Every security engineer who will work on LLM systems should have read the document in full, and ideally worked through the reference scenarios. The document is short enough that this is a one-afternoon exercise, and it dramatically improves the quality of subsequent architecture reviews. The working-group reference scenarios are particularly useful because they translate abstract categories into concrete exploit narratives.

Vendor evaluation

When evaluating an LLM product or service (whether a foundation model API, a retrieval platform, an agent framework, or an AI-enabled SaaS vendor) the ten categories provide a consistent evaluation lens. Ask each vendor how they address each category, where the security boundary sits between them and you, and what their shared-responsibility model looks like. The answers are informative not just about the product, but about the maturity of the vendor's security programme.

Incident classification

When an LLM-related incident occurs, classify it against the ten categories in the post-incident review. This produces two benefits over time: your organisation develops internal data on which categories actually produce incidents in your environment, and the incident history accumulates in a form that can be directly compared against industry data. Both are valuable for the board-level conversation about AI risk.

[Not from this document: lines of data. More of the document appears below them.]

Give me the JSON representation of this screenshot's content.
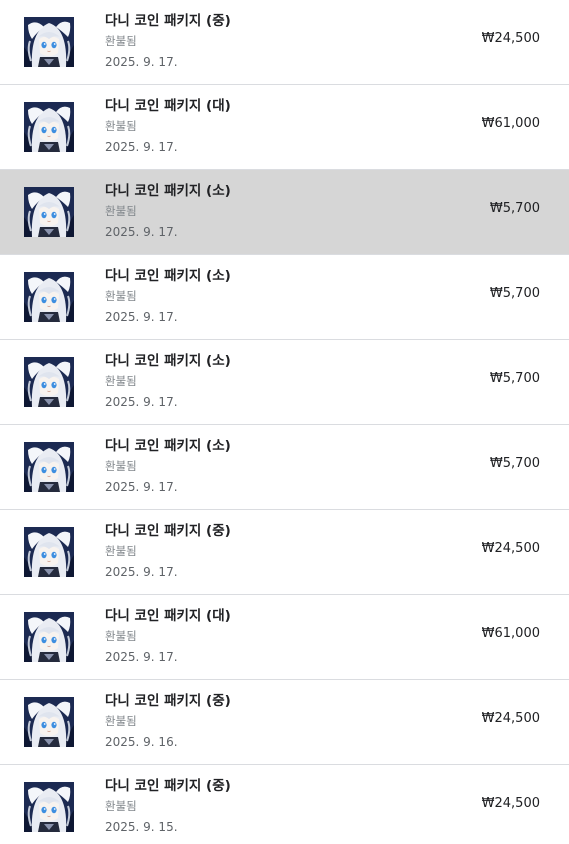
{
  "purchases": [
    {
      "title": "다니 코인 패키지 (중)",
      "status": "환불됨",
      "date": "2025. 9. 17.",
      "price": "₩24,500",
      "selected": false
    },
    {
      "title": "다니 코인 패키지 (대)",
      "status": "환불됨",
      "date": "2025. 9. 17.",
      "price": "₩61,000",
      "selected": false
    },
    {
      "title": "다니 코인 패키지 (소)",
      "status": "환불됨",
      "date": "2025. 9. 17.",
      "price": "₩5,700",
      "selected": true
    },
    {
      "title": "다니 코인 패키지 (소)",
      "status": "환불됨",
      "date": "2025. 9. 17.",
      "price": "₩5,700",
      "selected": false
    },
    {
      "title": "다니 코인 패키지 (소)",
      "status": "환불됨",
      "date": "2025. 9. 17.",
      "price": "₩5,700",
      "selected": false
    },
    {
      "title": "다니 코인 패키지 (소)",
      "status": "환불됨",
      "date": "2025. 9. 17.",
      "price": "₩5,700",
      "selected": false
    },
    {
      "title": "다니 코인 패키지 (중)",
      "status": "환불됨",
      "date": "2025. 9. 17.",
      "price": "₩24,500",
      "selected": false
    },
    {
      "title": "다니 코인 패키지 (대)",
      "status": "환불됨",
      "date": "2025. 9. 17.",
      "price": "₩61,000",
      "selected": false
    },
    {
      "title": "다니 코인 패키지 (중)",
      "status": "환불됨",
      "date": "2025. 9. 16.",
      "price": "₩24,500",
      "selected": false
    },
    {
      "title": "다니 코인 패키지 (중)",
      "status": "환불됨",
      "date": "2025. 9. 15.",
      "price": "₩24,500",
      "selected": false
    }
  ],
  "icons": {
    "thumbnail": "anime-character-avatar-icon"
  },
  "colors": {
    "selected_row": "#d6d6d6",
    "divider": "#dadce0"
  }
}
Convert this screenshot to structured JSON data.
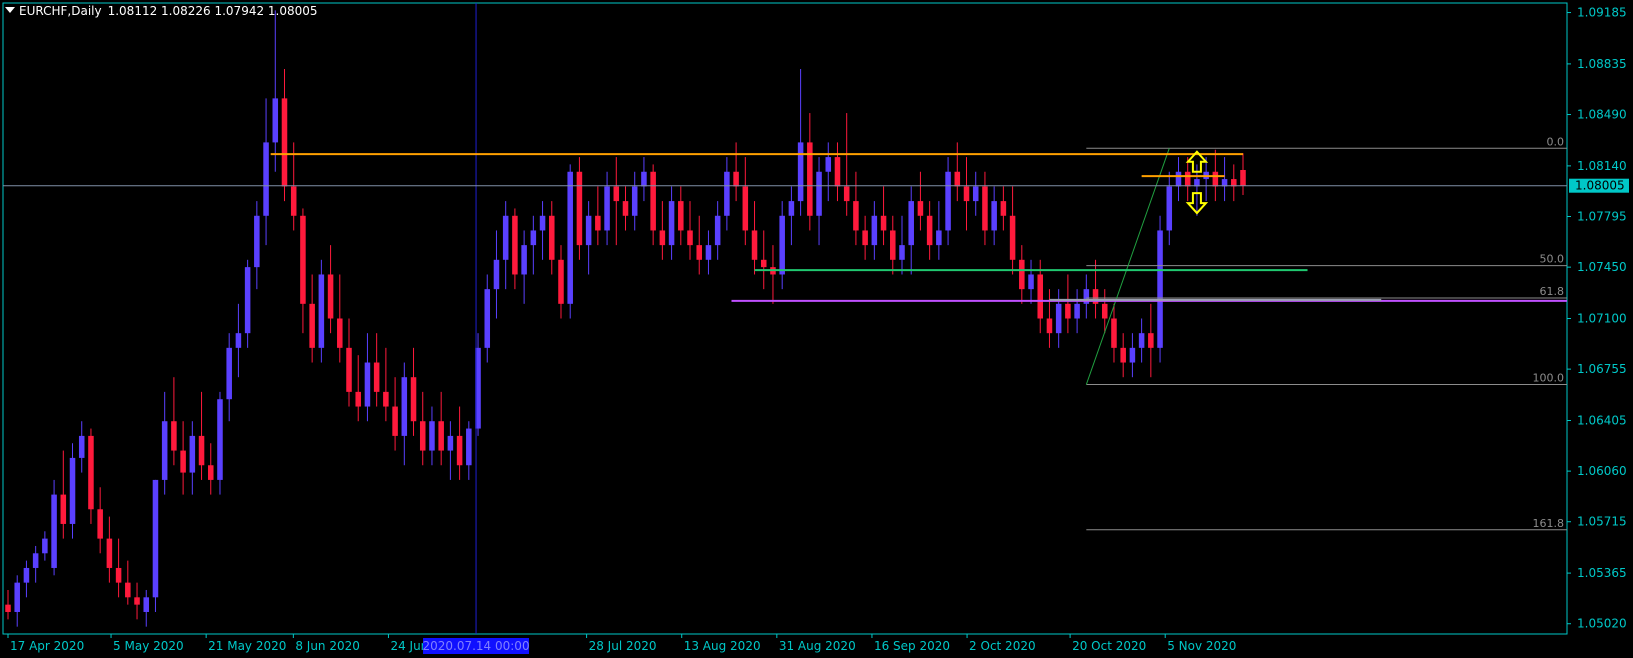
{
  "header": {
    "symbol": "EURCHF,Daily",
    "ohlc": "1.08112 1.08226 1.07942 1.08005"
  },
  "price_badge": "1.08005",
  "crosshair_label": "2020.07.14 00:00",
  "fib_labels": [
    "0.0",
    "50.0",
    "61.8",
    "100.0",
    "161.8"
  ],
  "colors": {
    "background": "#000000",
    "axis": "#00c8c8",
    "bull": "#5a40ff",
    "bear": "#ff1a3c",
    "resistance": "#ffa000",
    "support_green": "#20c870",
    "support_purple": "#c050ff",
    "fib": "#8c8c8c",
    "arrow": "#ffff00"
  },
  "chart_data": {
    "type": "candlestick",
    "yticks": [
      "1.09185",
      "1.08835",
      "1.08490",
      "1.08140",
      "1.07795",
      "1.07450",
      "1.07100",
      "1.06755",
      "1.06405",
      "1.06060",
      "1.05715",
      "1.05365",
      "1.05020"
    ],
    "xticks": [
      "17 Apr 2020",
      "5 May 2020",
      "21 May 2020",
      "8 Jun 2020",
      "24 Jun 2020",
      "28 Jul 2020",
      "13 Aug 2020",
      "31 Aug 2020",
      "16 Sep 2020",
      "2 Oct 2020",
      "20 Oct 2020",
      "5 Nov 2020"
    ],
    "ohlc": [
      [
        1.0515,
        1.0525,
        1.0505,
        1.051
      ],
      [
        1.051,
        1.0535,
        1.05,
        1.053
      ],
      [
        1.053,
        1.0545,
        1.052,
        1.054
      ],
      [
        1.054,
        1.0555,
        1.053,
        1.055
      ],
      [
        1.055,
        1.0565,
        1.0545,
        1.056
      ],
      [
        1.054,
        1.06,
        1.0535,
        1.059
      ],
      [
        1.059,
        1.062,
        1.056,
        1.057
      ],
      [
        1.057,
        1.0625,
        1.056,
        1.0615
      ],
      [
        1.0615,
        1.064,
        1.0605,
        1.063
      ],
      [
        1.063,
        1.0635,
        1.057,
        1.058
      ],
      [
        1.058,
        1.0595,
        1.055,
        1.056
      ],
      [
        1.056,
        1.0575,
        1.053,
        1.054
      ],
      [
        1.054,
        1.056,
        1.052,
        1.053
      ],
      [
        1.053,
        1.0545,
        1.0515,
        1.052
      ],
      [
        1.052,
        1.053,
        1.0505,
        1.0515
      ],
      [
        1.051,
        1.0525,
        1.05,
        1.052
      ],
      [
        1.052,
        1.06,
        1.051,
        1.06
      ],
      [
        1.06,
        1.066,
        1.059,
        1.064
      ],
      [
        1.064,
        1.067,
        1.061,
        1.062
      ],
      [
        1.062,
        1.064,
        1.059,
        1.0605
      ],
      [
        1.0605,
        1.064,
        1.059,
        1.063
      ],
      [
        1.063,
        1.066,
        1.06,
        1.061
      ],
      [
        1.061,
        1.0625,
        1.059,
        1.06
      ],
      [
        1.06,
        1.066,
        1.059,
        1.0655
      ],
      [
        1.0655,
        1.07,
        1.064,
        1.069
      ],
      [
        1.069,
        1.072,
        1.067,
        1.07
      ],
      [
        1.07,
        1.075,
        1.069,
        1.0745
      ],
      [
        1.0745,
        1.079,
        1.073,
        1.078
      ],
      [
        1.078,
        1.086,
        1.076,
        1.083
      ],
      [
        1.083,
        1.092,
        1.081,
        1.086
      ],
      [
        1.086,
        1.088,
        1.079,
        1.08
      ],
      [
        1.08,
        1.083,
        1.077,
        1.078
      ],
      [
        1.078,
        1.0785,
        1.07,
        1.072
      ],
      [
        1.072,
        1.074,
        1.068,
        1.069
      ],
      [
        1.069,
        1.075,
        1.068,
        1.074
      ],
      [
        1.074,
        1.076,
        1.07,
        1.071
      ],
      [
        1.071,
        1.074,
        1.068,
        1.069
      ],
      [
        1.069,
        1.071,
        1.065,
        1.066
      ],
      [
        1.066,
        1.0685,
        1.064,
        1.065
      ],
      [
        1.065,
        1.07,
        1.064,
        1.068
      ],
      [
        1.068,
        1.07,
        1.065,
        1.066
      ],
      [
        1.066,
        1.069,
        1.064,
        1.065
      ],
      [
        1.065,
        1.067,
        1.062,
        1.063
      ],
      [
        1.063,
        1.068,
        1.061,
        1.067
      ],
      [
        1.067,
        1.069,
        1.063,
        1.064
      ],
      [
        1.064,
        1.066,
        1.061,
        1.062
      ],
      [
        1.062,
        1.065,
        1.061,
        1.064
      ],
      [
        1.064,
        1.066,
        1.061,
        1.062
      ],
      [
        1.062,
        1.064,
        1.06,
        1.063
      ],
      [
        1.063,
        1.065,
        1.06,
        1.061
      ],
      [
        1.061,
        1.064,
        1.06,
        1.0635
      ],
      [
        1.0635,
        1.07,
        1.063,
        1.069
      ],
      [
        1.069,
        1.074,
        1.068,
        1.073
      ],
      [
        1.073,
        1.077,
        1.071,
        1.075
      ],
      [
        1.075,
        1.079,
        1.073,
        1.078
      ],
      [
        1.078,
        1.0785,
        1.073,
        1.074
      ],
      [
        1.074,
        1.077,
        1.072,
        1.076
      ],
      [
        1.076,
        1.078,
        1.074,
        1.077
      ],
      [
        1.077,
        1.079,
        1.075,
        1.078
      ],
      [
        1.078,
        1.079,
        1.074,
        1.075
      ],
      [
        1.075,
        1.076,
        1.071,
        1.072
      ],
      [
        1.072,
        1.0815,
        1.071,
        1.081
      ],
      [
        1.081,
        1.082,
        1.075,
        1.076
      ],
      [
        1.076,
        1.079,
        1.074,
        1.078
      ],
      [
        1.078,
        1.08,
        1.076,
        1.077
      ],
      [
        1.077,
        1.081,
        1.076,
        1.08
      ],
      [
        1.08,
        1.082,
        1.076,
        1.079
      ],
      [
        1.079,
        1.08,
        1.077,
        1.078
      ],
      [
        1.078,
        1.081,
        1.077,
        1.08
      ],
      [
        1.08,
        1.082,
        1.079,
        1.081
      ],
      [
        1.081,
        1.0815,
        1.076,
        1.077
      ],
      [
        1.077,
        1.079,
        1.075,
        1.076
      ],
      [
        1.076,
        1.08,
        1.075,
        1.079
      ],
      [
        1.079,
        1.08,
        1.076,
        1.077
      ],
      [
        1.077,
        1.079,
        1.075,
        1.076
      ],
      [
        1.076,
        1.078,
        1.074,
        1.075
      ],
      [
        1.075,
        1.077,
        1.074,
        1.076
      ],
      [
        1.076,
        1.079,
        1.075,
        1.078
      ],
      [
        1.078,
        1.082,
        1.077,
        1.081
      ],
      [
        1.081,
        1.083,
        1.079,
        1.08
      ],
      [
        1.08,
        1.082,
        1.076,
        1.077
      ],
      [
        1.077,
        1.079,
        1.074,
        1.075
      ],
      [
        1.075,
        1.077,
        1.073,
        1.0745
      ],
      [
        1.0745,
        1.076,
        1.072,
        1.074
      ],
      [
        1.074,
        1.079,
        1.073,
        1.078
      ],
      [
        1.078,
        1.08,
        1.076,
        1.079
      ],
      [
        1.079,
        1.088,
        1.078,
        1.083
      ],
      [
        1.083,
        1.085,
        1.077,
        1.078
      ],
      [
        1.078,
        1.082,
        1.076,
        1.081
      ],
      [
        1.081,
        1.083,
        1.079,
        1.082
      ],
      [
        1.082,
        1.083,
        1.079,
        1.08
      ],
      [
        1.08,
        1.085,
        1.078,
        1.079
      ],
      [
        1.079,
        1.081,
        1.076,
        1.077
      ],
      [
        1.077,
        1.078,
        1.075,
        1.076
      ],
      [
        1.076,
        1.079,
        1.075,
        1.078
      ],
      [
        1.078,
        1.08,
        1.076,
        1.077
      ],
      [
        1.077,
        1.078,
        1.074,
        1.075
      ],
      [
        1.075,
        1.078,
        1.074,
        1.076
      ],
      [
        1.076,
        1.08,
        1.074,
        1.079
      ],
      [
        1.079,
        1.081,
        1.077,
        1.078
      ],
      [
        1.078,
        1.079,
        1.075,
        1.076
      ],
      [
        1.076,
        1.079,
        1.075,
        1.077
      ],
      [
        1.077,
        1.082,
        1.076,
        1.081
      ],
      [
        1.081,
        1.083,
        1.079,
        1.08
      ],
      [
        1.08,
        1.082,
        1.077,
        1.079
      ],
      [
        1.079,
        1.081,
        1.078,
        1.08
      ],
      [
        1.08,
        1.081,
        1.076,
        1.077
      ],
      [
        1.077,
        1.08,
        1.076,
        1.079
      ],
      [
        1.079,
        1.08,
        1.077,
        1.078
      ],
      [
        1.078,
        1.08,
        1.074,
        1.075
      ],
      [
        1.075,
        1.076,
        1.072,
        1.073
      ],
      [
        1.073,
        1.075,
        1.072,
        1.074
      ],
      [
        1.074,
        1.075,
        1.07,
        1.071
      ],
      [
        1.071,
        1.073,
        1.069,
        1.07
      ],
      [
        1.07,
        1.073,
        1.069,
        1.072
      ],
      [
        1.072,
        1.074,
        1.07,
        1.071
      ],
      [
        1.071,
        1.073,
        1.07,
        1.072
      ],
      [
        1.072,
        1.074,
        1.071,
        1.073
      ],
      [
        1.073,
        1.075,
        1.071,
        1.072
      ],
      [
        1.072,
        1.073,
        1.07,
        1.071
      ],
      [
        1.071,
        1.072,
        1.068,
        1.069
      ],
      [
        1.069,
        1.07,
        1.067,
        1.068
      ],
      [
        1.068,
        1.07,
        1.067,
        1.069
      ],
      [
        1.069,
        1.071,
        1.068,
        1.07
      ],
      [
        1.07,
        1.072,
        1.067,
        1.069
      ],
      [
        1.069,
        1.078,
        1.068,
        1.077
      ],
      [
        1.077,
        1.081,
        1.076,
        1.08
      ],
      [
        1.08,
        1.082,
        1.079,
        1.081
      ],
      [
        1.081,
        1.082,
        1.079,
        1.08
      ],
      [
        1.08,
        1.0815,
        1.078,
        1.0805
      ],
      [
        1.0805,
        1.082,
        1.079,
        1.081
      ],
      [
        1.081,
        1.0825,
        1.079,
        1.08
      ],
      [
        1.08,
        1.082,
        1.079,
        1.0805
      ],
      [
        1.0805,
        1.0815,
        1.079,
        1.08
      ],
      [
        1.08112,
        1.08226,
        1.07942,
        1.08005
      ]
    ],
    "levels": [
      {
        "value": 1.0822
      },
      {
        "value": 1.0743
      },
      {
        "value": 1.0722
      },
      {
        "value": 1.08005
      }
    ],
    "fib_levels": [
      {
        "label": "0.0",
        "value": 1.0826
      },
      {
        "label": "50.0",
        "value": 1.0746
      },
      {
        "label": "61.8",
        "value": 1.0724
      },
      {
        "label": "100.0",
        "value": 1.0665
      },
      {
        "label": "161.8",
        "value": 1.0566
      }
    ],
    "ylim": [
      1.0495,
      1.0925
    ],
    "grid": false,
    "legend": "none"
  }
}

Model-level adversarial robustness. The document largely treats model behaviour as a property to be designed around rather than something the deploying organisation can meaningfully improve. For organisations that train or heavily fine-tune their own models, the NIST AI Risk Management Framework and the academic literature on adversarial robustness are the relevant next references.

Jurisdictional and regulatory risk. The Top 10 is technology-focused and does not address the EU AI Act, GDPR implications of LLM deployments, sector-specific regimes (HIPAA, FINRA, etc.), or the emerging national AI regulations. The ENISA AI threat landscape reports and the NIST AI RMF profiles are better starting points for that material.

Societal and reputational risk. Bias, fairness, representation, and the reputational consequences of LLM-generated content are outside the document's scope by design. Organisations deploying in public-facing or regulated contexts need a separate workstream for these risks.

Emerging agentic threat classes. The 2025 revision captures agent risks well, but the field continues to move. Research on multi-agent collusion, on tool-use chain exploits, and on long-horizon autonomous systems is ahead of any current standard. For organisations deploying serious agent systems, the specialist literature (including ongoing work from MITRE on ATLAS and from the major labs' own safety research publications) is necessary reading on top of the Top 10.

Prompt injection research specifically. Because LLM01 is such a deep category, a specialist literature has grown up around it. Simon Willison's running coverage, the indirect-injection papers from the 2023-2024 cycle, and the more recent work on multimodal prompt injection are the natural follow-ups for teams that want to go deeper than the Top 10 provides.